At first, the story isn’t bad. The characters seem normal, their issues are something I’m sure many married folks can relate to, and I don’t want to see anyone dead. The problem begins at about the late third, when Marcus begins to do everything to prove that Simone isn’t being melodramatic when she believes that he’s taking her for granted too much. In fact, he’s quite the asshole. If I were Simone, I’d just spend his money and get myself a toyboy to amuse myself, because that guy is not a catch. I can understand him telling things to his buddies, things that the wife don’t appreciate, because that’s what guys do. But by that late point, Simone has done everything she can to make things work, while he just acts like some entitled dude who gets miffed when the wife doesn’t seem to be doing everything in her power to make sure that his routine isn’t disturbed.

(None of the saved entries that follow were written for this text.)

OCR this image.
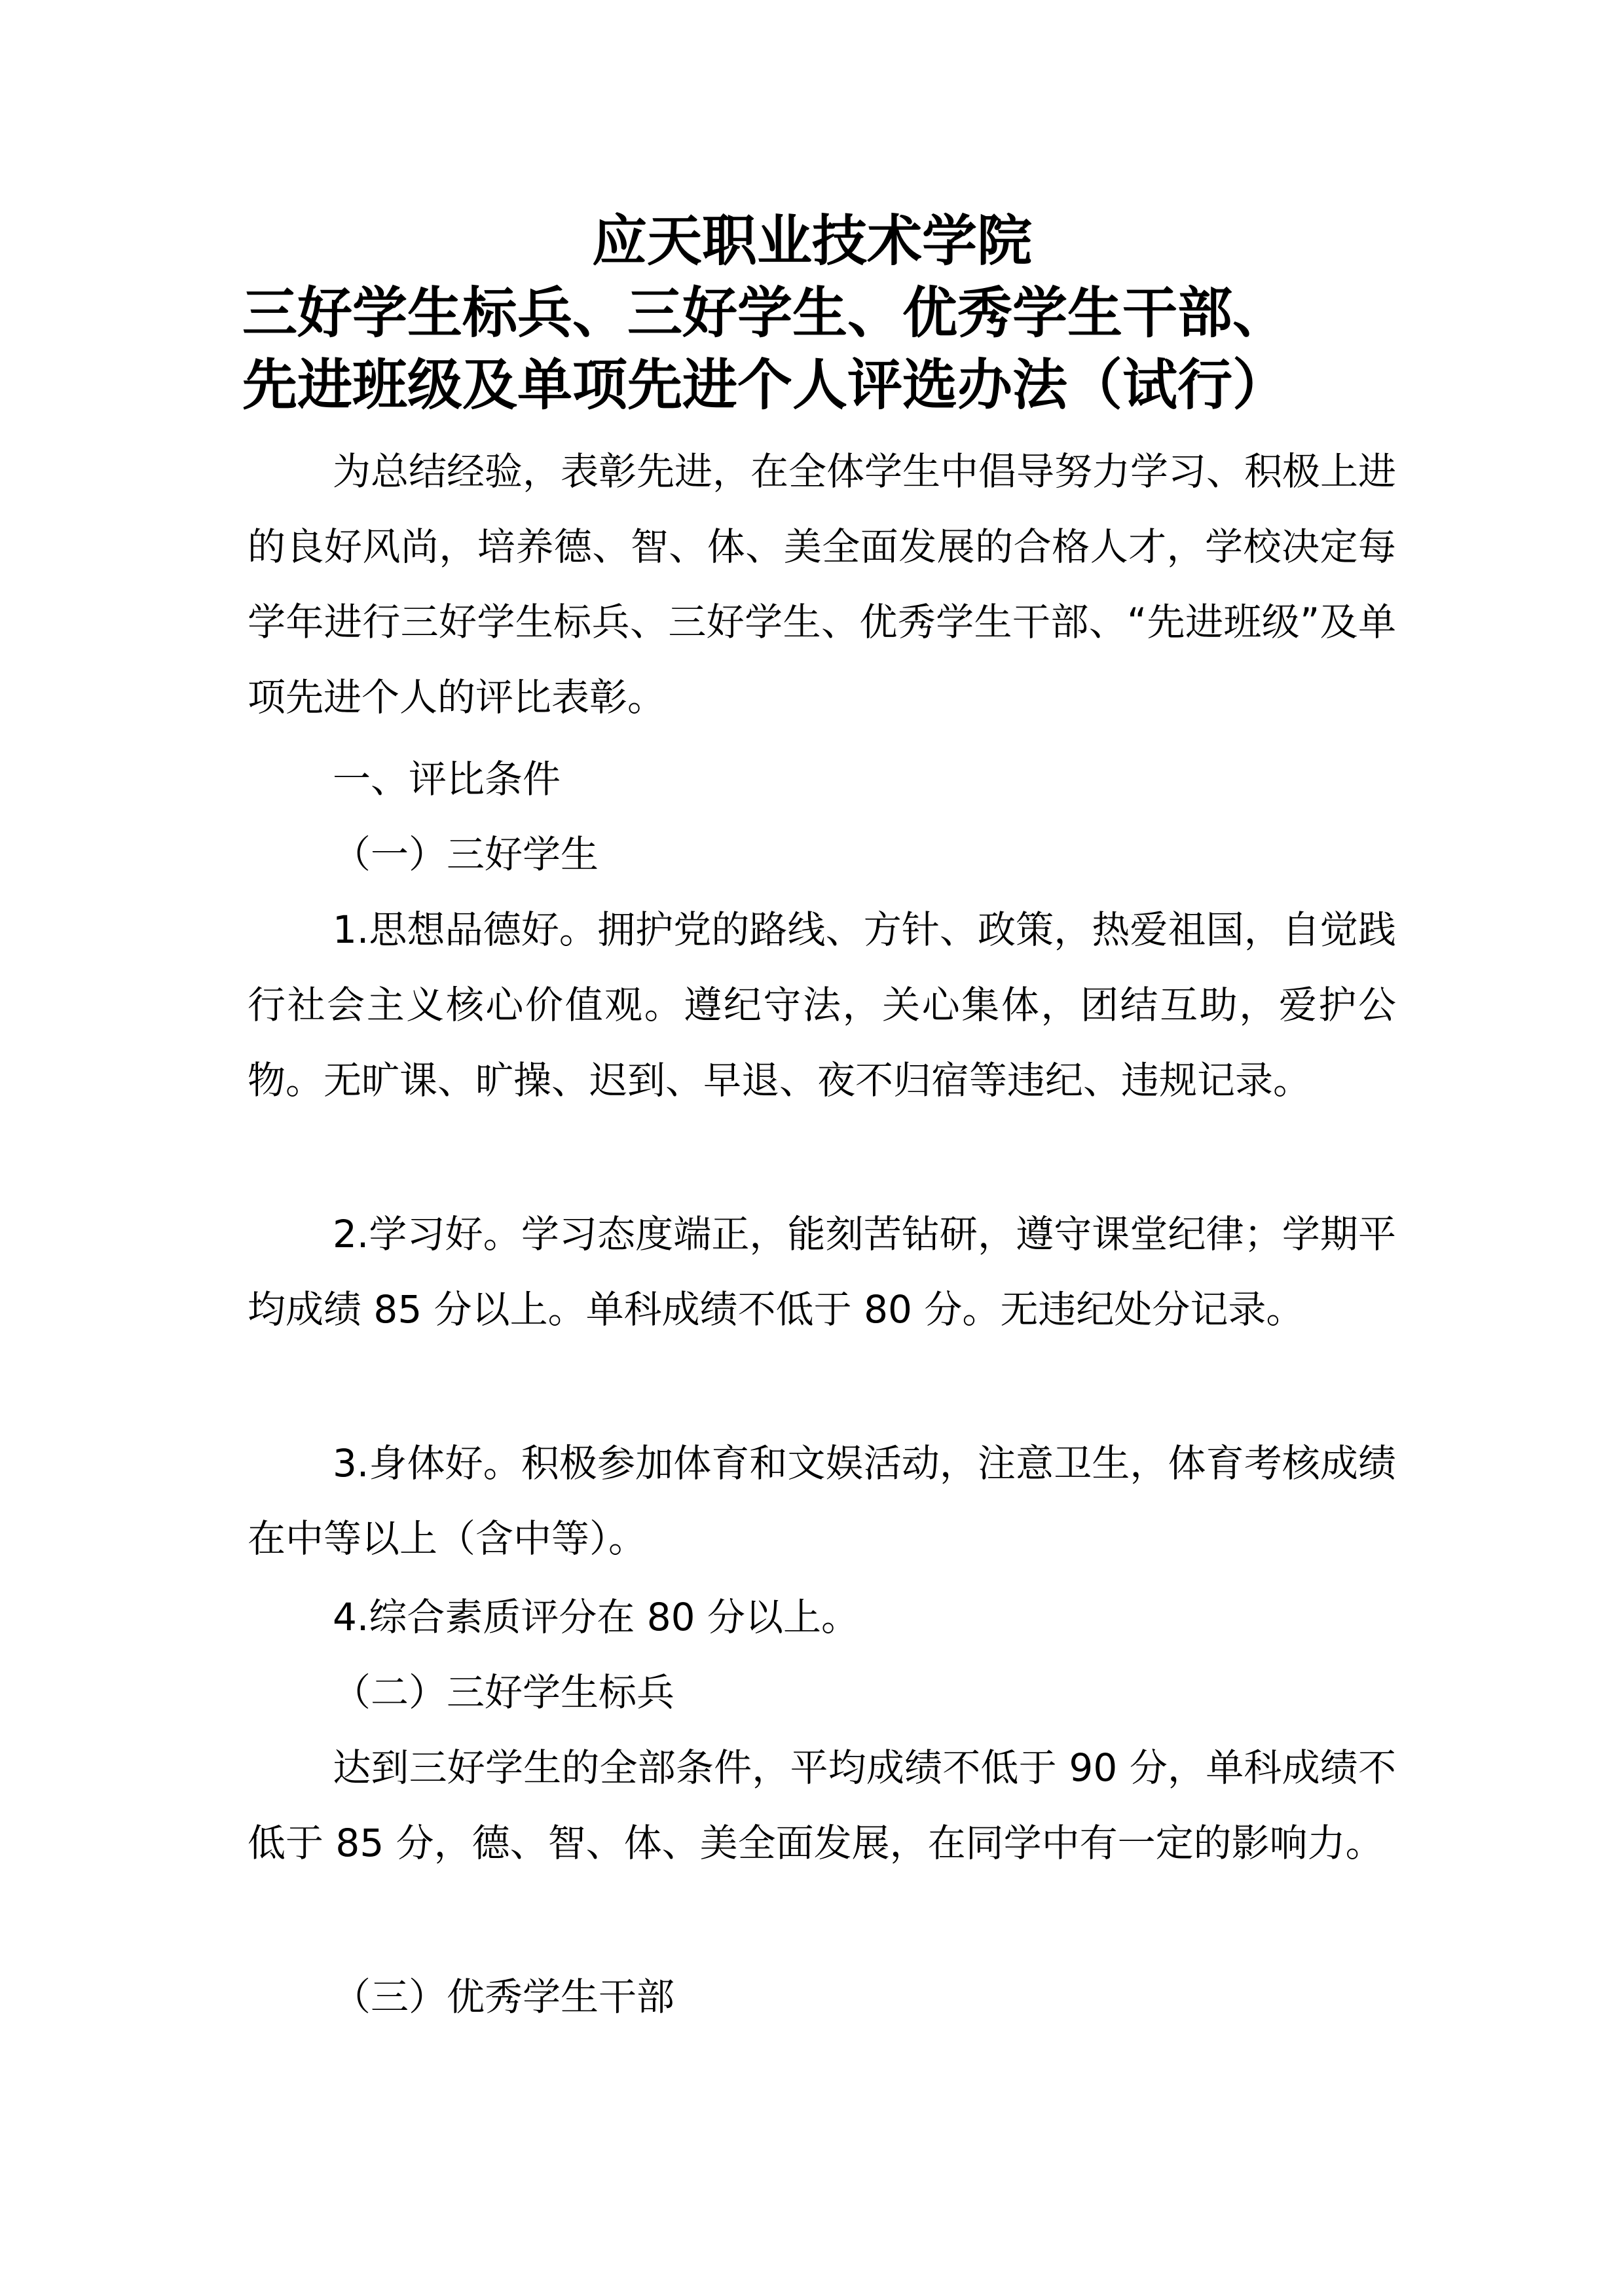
应天职业技术学院
三好学生标兵、三好学生、优秀学生干部、
先进班级及单项先进个人评选办法（试行）

为总结经验，表彰先进，在全体学生中倡导努力学习、积极上进的良好风尚，培养德、智、体、美全面发展的合格人才，学校决定每学年进行三好学生标兵、三好学生、优秀学生干部、“先进班级”及单项先进个人的评比表彰。

一、评比条件

（一）三好学生

1.思想品德好。拥护党的路线、方针、政策，热爱祖国，自觉践行社会主义核心价值观。遵纪守法，关心集体，团结互助，爱护公物。无旷课、旷操、迟到、早退、夜不归宿等违纪、违规记录。

2.学习好。学习态度端正，能刻苦钻研，遵守课堂纪律；学期平均成绩 85 分以上。单科成绩不低于 80 分。无违纪处分记录。

3.身体好。积极参加体育和文娱活动，注意卫生，体育考核成绩在中等以上（含中等）。

4.综合素质评分在 80 分以上。

（二）三好学生标兵

达到三好学生的全部条件，平均成绩不低于 90 分，单科成绩不低于 85 分，德、智、体、美全面发展，在同学中有一定的影响力。

（三）优秀学生干部
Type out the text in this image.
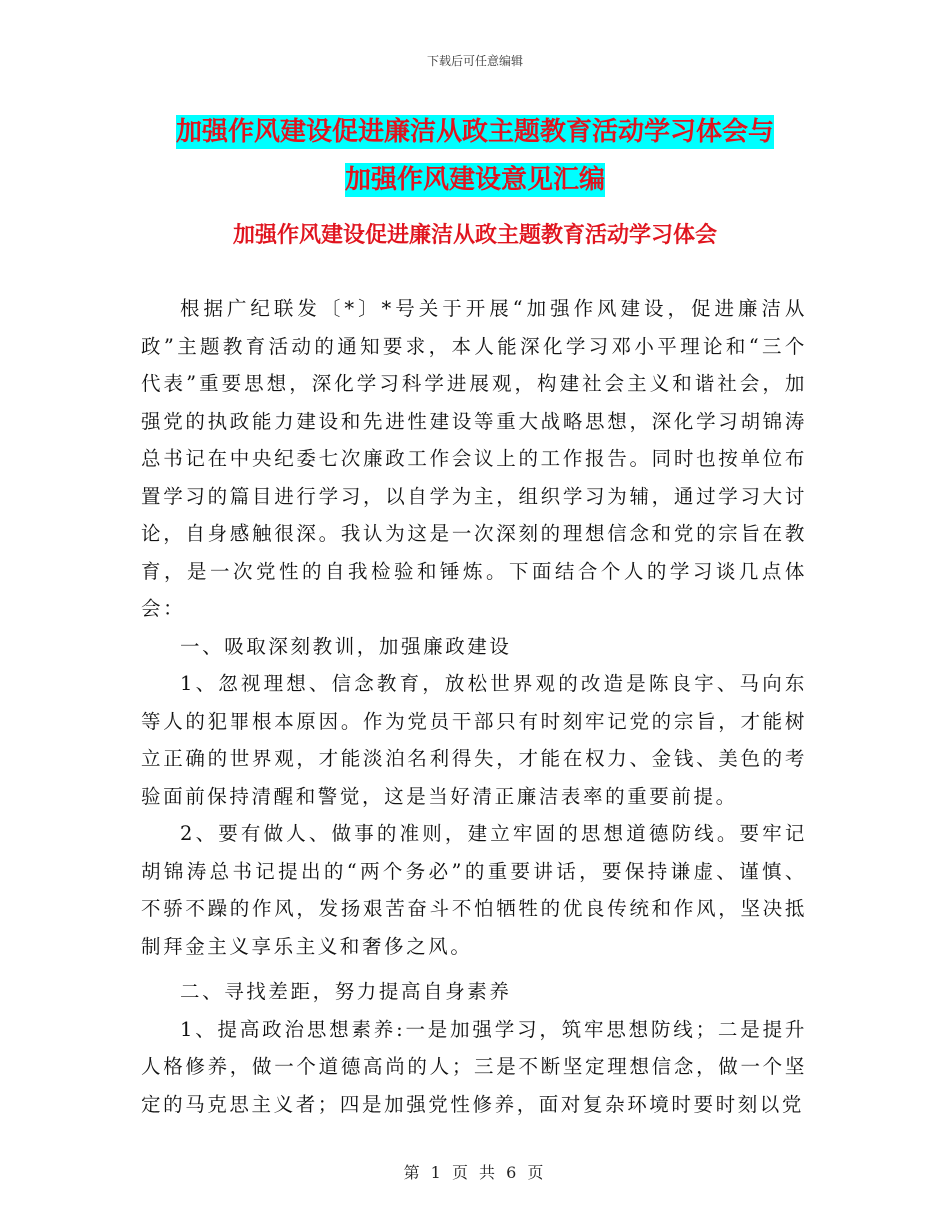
下载后可任意编辑
加强作风建设促进廉洁从政主题教育活动学习体会与
加强作风建设意见汇编
加强作风建设促进廉洁从政主题教育活动学习体会

根据广纪联发〔*〕*号关于开展“加强作风建设，促进廉洁从政”主题教育活动的通知要求，本人能深化学习邓小平理论和“三个代表”重要思想，深化学习科学进展观，构建社会主义和谐社会，加强党的执政能力建设和先进性建设等重大战略思想，深化学习胡锦涛总书记在中央纪委七次廉政工作会议上的工作报告。同时也按单位布置学习的篇目进行学习，以自学为主，组织学习为辅，通过学习大讨论，自身感触很深。我认为这是一次深刻的理想信念和党的宗旨在教育，是一次党性的自我检验和锤炼。下面结合个人的学习谈几点体会：

一、吸取深刻教训，加强廉政建设

1、忽视理想、信念教育，放松世界观的改造是陈良宇、马向东等人的犯罪根本原因。作为党员干部只有时刻牢记党的宗旨，才能树立正确的世界观，才能淡泊名利得失，才能在权力、金钱、美色的考验面前保持清醒和警觉，这是当好清正廉洁表率的重要前提。

2、要有做人、做事的准则，建立牢固的思想道德防线。要牢记胡锦涛总书记提出的“两个务必”的重要讲话，要保持谦虚、谨慎、不骄不躁的作风，发扬艰苦奋斗不怕牺牲的优良传统和作风，坚决抵制拜金主义享乐主义和奢侈之风。

二、寻找差距，努力提高自身素养

1、提高政治思想素养:一是加强学习，筑牢思想防线；二是提升人格修养，做一个道德高尚的人；三是不断坚定理想信念，做一个坚定的马克思主义者；四是加强党性修养，面对复杂环境时要时刻以党

第 1 页 共 6 页
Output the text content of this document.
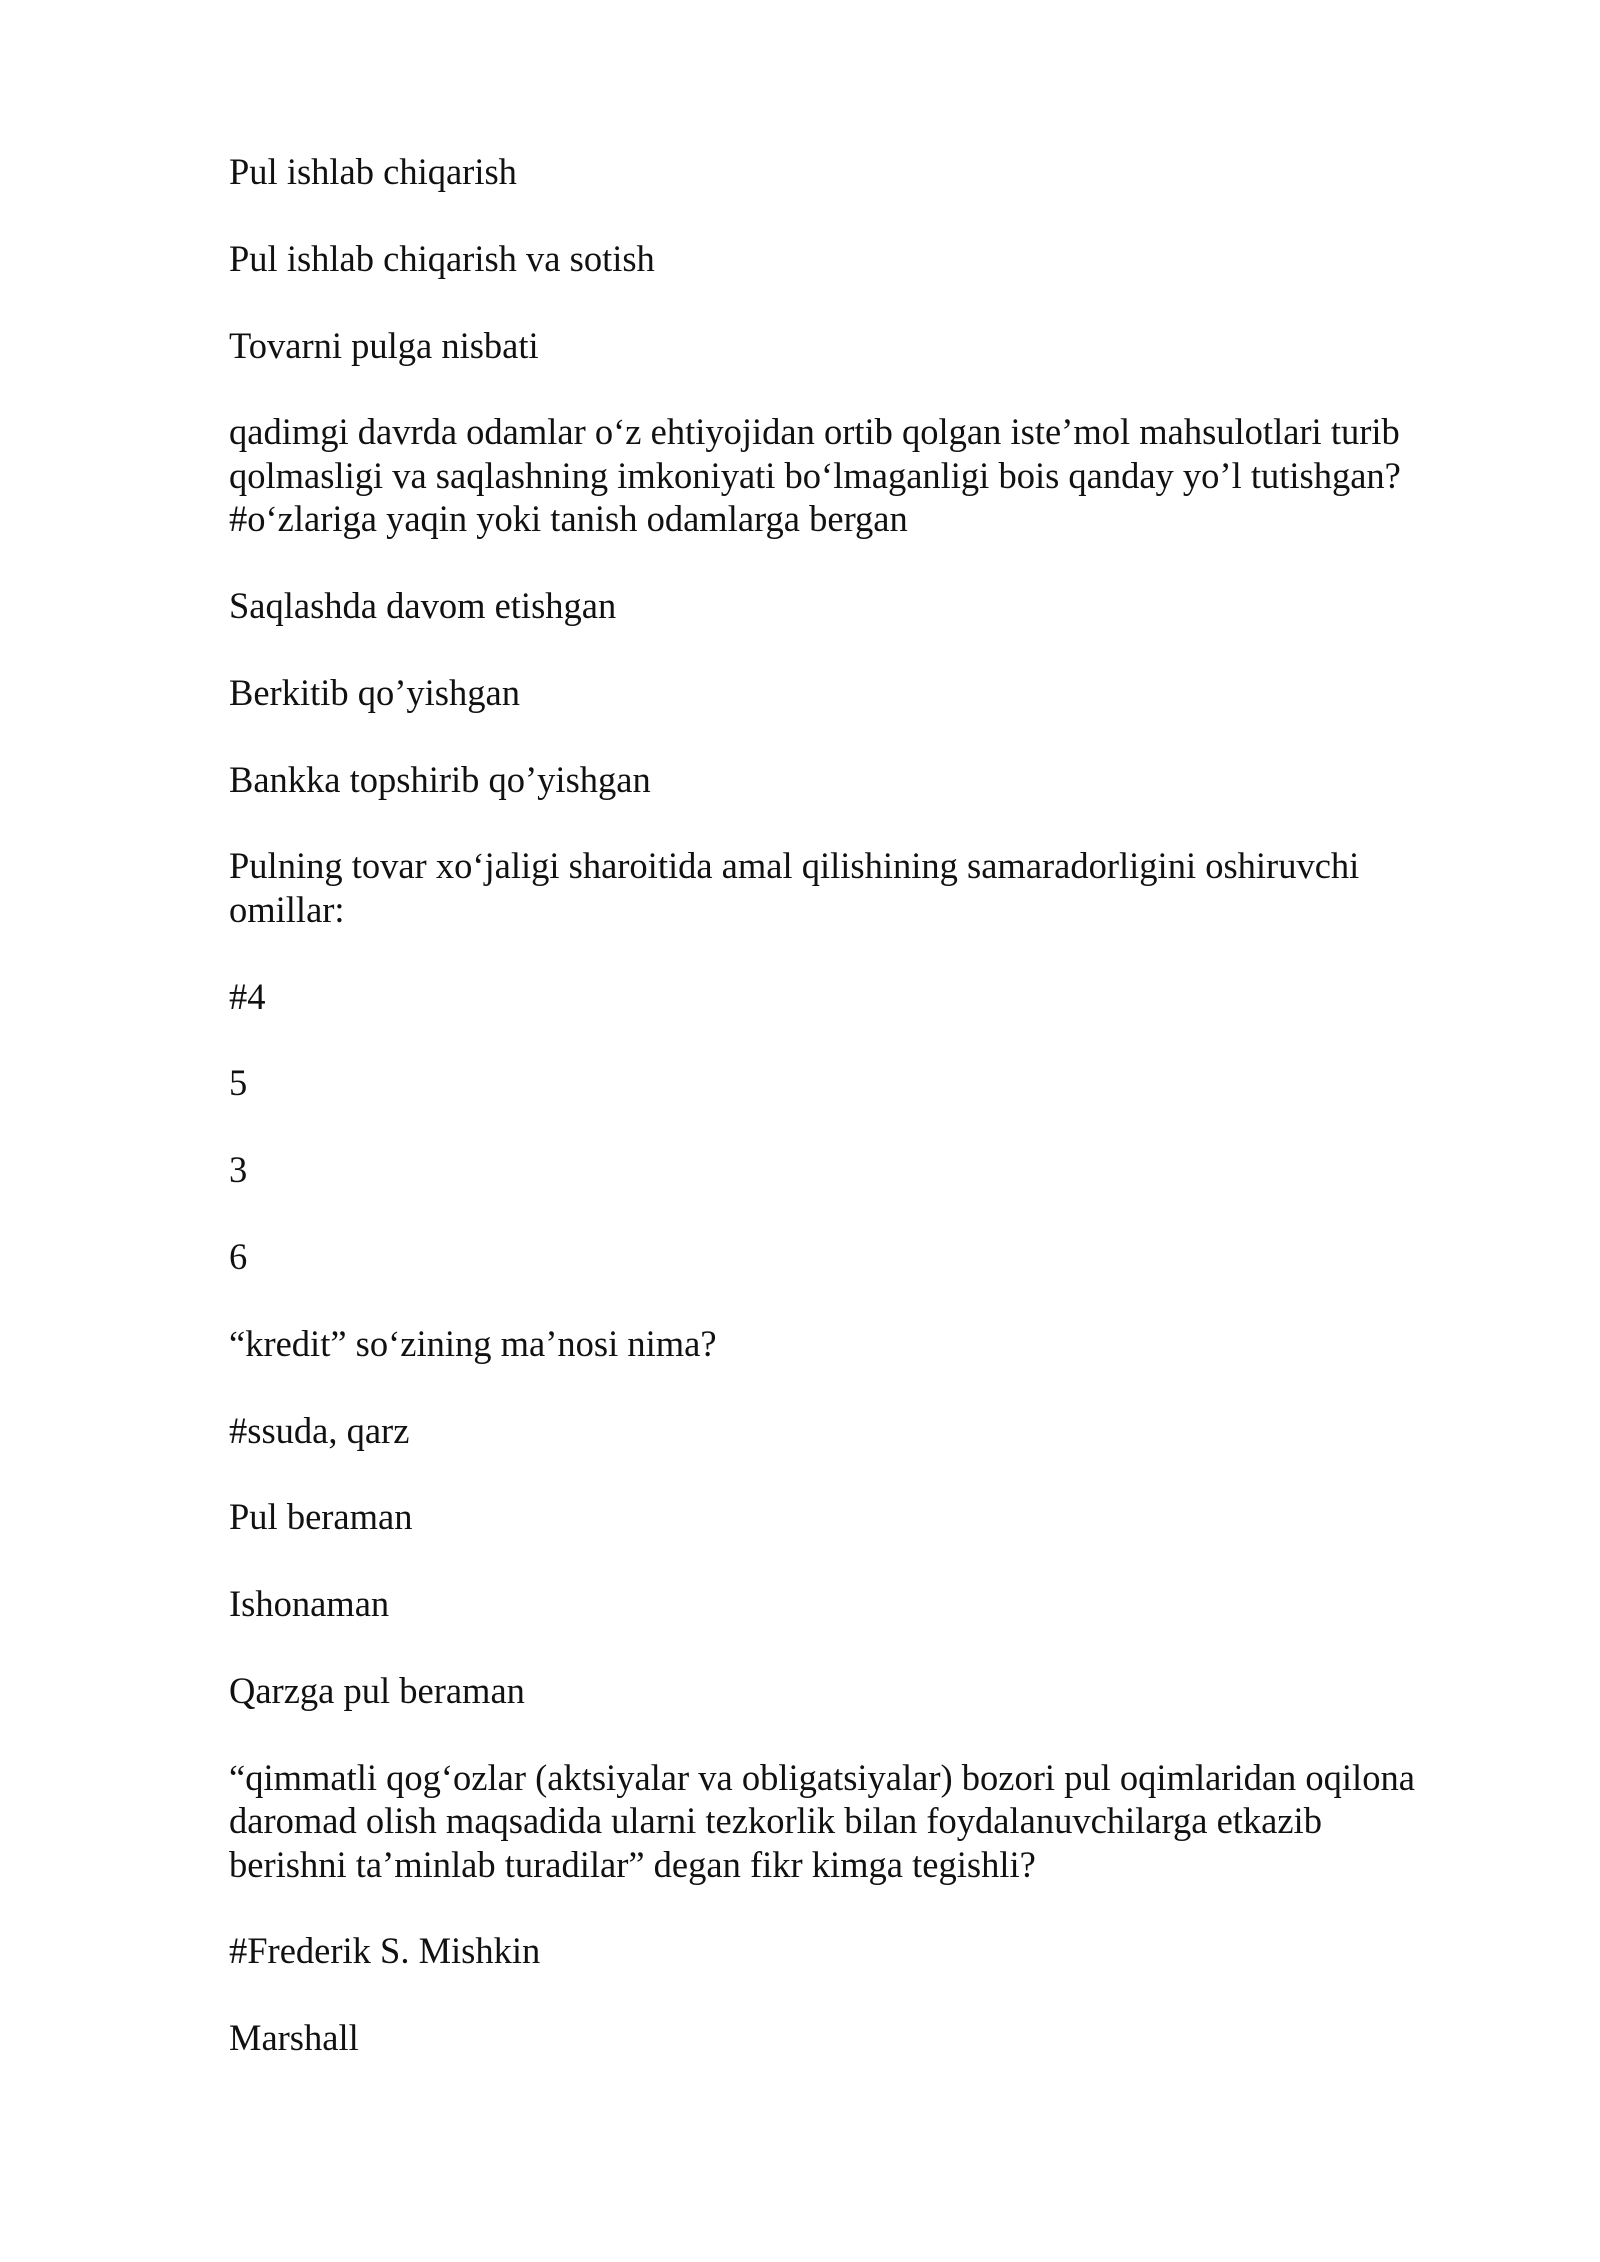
Pul ishlab chiqarish

Pul ishlab chiqarish va sotish

Tovarni pulga nisbati

qadimgi davrda odamlar o‘z ehtiyojidan ortib qolgan iste’mol mahsulotlari turib
qolmasligi va saqlashning imkoniyati bo‘lmaganligi bois qanday yo’l tutishgan?
#o‘zlariga yaqin yoki tanish odamlarga bergan

Saqlashda davom etishgan

Berkitib qo’yishgan

Bankka topshirib qo’yishgan

Pulning tovar xo‘jaligi sharoitida amal qilishining samaradorligini oshiruvchi
omillar:

#4

5

3

6

“kredit” so‘zining ma’nosi nima?

#ssuda, qarz

Pul beraman

Ishonaman

Qarzga pul beraman

“qimmatli qog‘ozlar (aktsiyalar va obligatsiyalar) bozori pul oqimlaridan oqilona
daromad olish maqsadida ularni tezkorlik bilan foydalanuvchilarga etkazib
berishni ta’minlab turadilar” degan fikr kimga tegishli?

#Frederik S. Mishkin

Marshall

The last thing I want to read is him pulling that stupid Suspicious Asshole Husband stunt. Marcus’s reaction to every conflict is to either clam up stubbornly or avoid the wife by working instead of coming home.

The problem here is the author spends two-thirds of the story having Simone do all she can to make things work, and the last third by having Marcus behave like a fool so that Simone has to keep working some more on their relationship. If the author had the hero behave like this dumb a mule from the start, she may have more opportunities to make the story more believable. But Marcus at the start seems like a reasonable and often misunderstood hero. Therefore, by the time story ends, the happy ending doesn’t feel believable. These two, I feel, need some time more to work out the issues between them, and by the last page, I don’t feel that Marcus is worth the effort to turn around.

Passion by the Book ends up having too many issues and not enough satisfactory resolution to these issues.